Sometimes a tiny, prosaic piece of text tells a much bigger story, and the outgoing administration’s letter to those unlawfully imprisoned and eventually released from Guantánamo does qualify as such:
An Administrative Review Board has reviewed the information about you that was talked about at the meeting on 02 December 2005 and the deciding official in the United States has made a decision about what will happen to you. You will be sent to the country of Afghanistan. Your departure will occur as soon as possible.
To which Roger Cohen wrote in the New York Times:
That’s it, the one and only record on paper of protracted U.S. incarceration: three sentences for four years of a young Afghan’s life, written in language Orwell would have recognized.
We have “the deciding official,” not an officer, general or judge. We have “the information about you,” not allegations, or accusations, let alone charges. We have “a decision about what will happen to you,” not a judgment, ruling or verdict. This is the lexicon of totalitarianism.

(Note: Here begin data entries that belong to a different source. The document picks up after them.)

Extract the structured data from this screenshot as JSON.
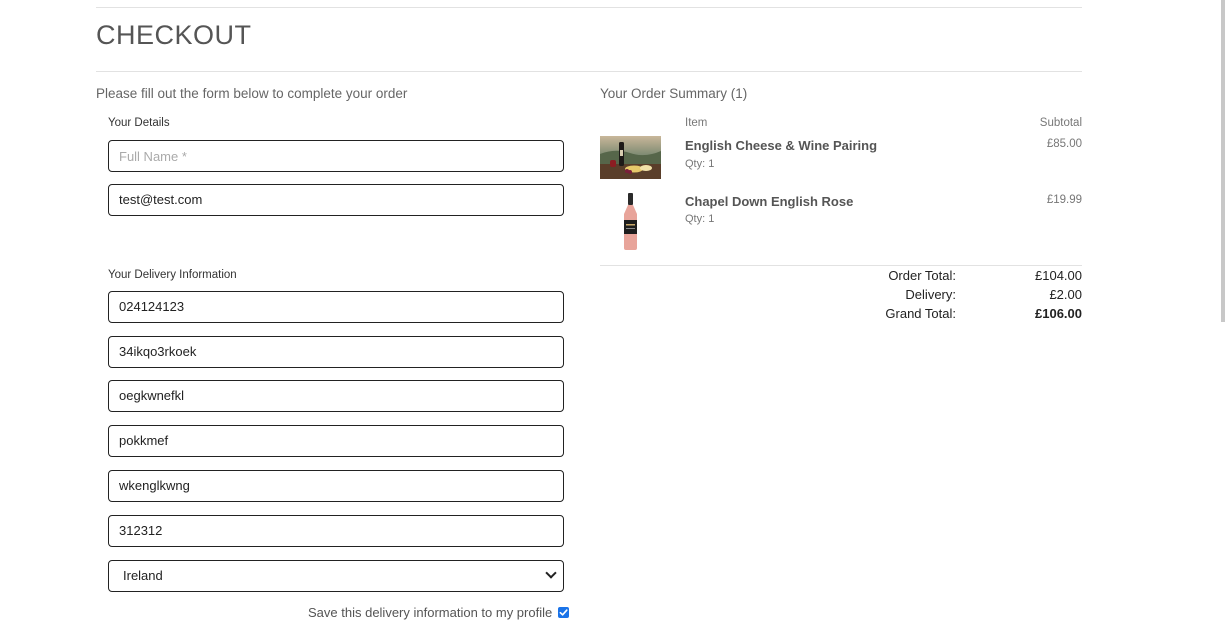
{
  "page": {
    "title": "CHECKOUT"
  },
  "form": {
    "intro": "Please fill out the form below to complete your order",
    "details_legend": "Your Details",
    "full_name": {
      "value": "",
      "placeholder": "Full Name *"
    },
    "email": {
      "value": "test@test.com"
    },
    "delivery_legend": "Your Delivery Information",
    "phone": {
      "value": "024124123"
    },
    "street1": {
      "value": "34ikqo3rkoek"
    },
    "street2": {
      "value": "oegkwnefkl"
    },
    "town": {
      "value": "pokkmef"
    },
    "county": {
      "value": "wkenglkwng"
    },
    "postcode": {
      "value": "312312"
    },
    "country": {
      "selected": "Ireland"
    },
    "save_info_label": "Save this delivery information to my profile",
    "save_info_checked": true
  },
  "summary": {
    "title": "Your Order Summary (1)",
    "col_item": "Item",
    "col_subtotal": "Subtotal",
    "items": [
      {
        "name": "English Cheese & Wine Pairing",
        "qty": "Qty: 1",
        "subtotal": "£85.00",
        "image": "cheese-wine-photo"
      },
      {
        "name": "Chapel Down English Rose",
        "qty": "Qty: 1",
        "subtotal": "£19.99",
        "image": "rose-bottle-photo"
      }
    ],
    "order_total_label": "Order Total:",
    "order_total": "£104.00",
    "delivery_label": "Delivery:",
    "delivery": "£2.00",
    "grand_total_label": "Grand Total:",
    "grand_total": "£106.00"
  },
  "colors": {
    "checkbox": "#1a73e8",
    "border": "#222222",
    "muted_text": "#666666"
  }
}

It is acutely embarrassing to the United States.
This letter’s voice has been America’s voice for eight long years, and there are many who wish it to be our voice forever, the voice of One Nation Under God, of an America the world would recognize as the proud and rightful heir to Airstrip One. “Nothing has been more damaging to the United States,” Cohen writes, “than the violation of the legal principles at the heart of the American idea.”
We can only hope that this is but a chapter in our story. We can only hope that this is not our story.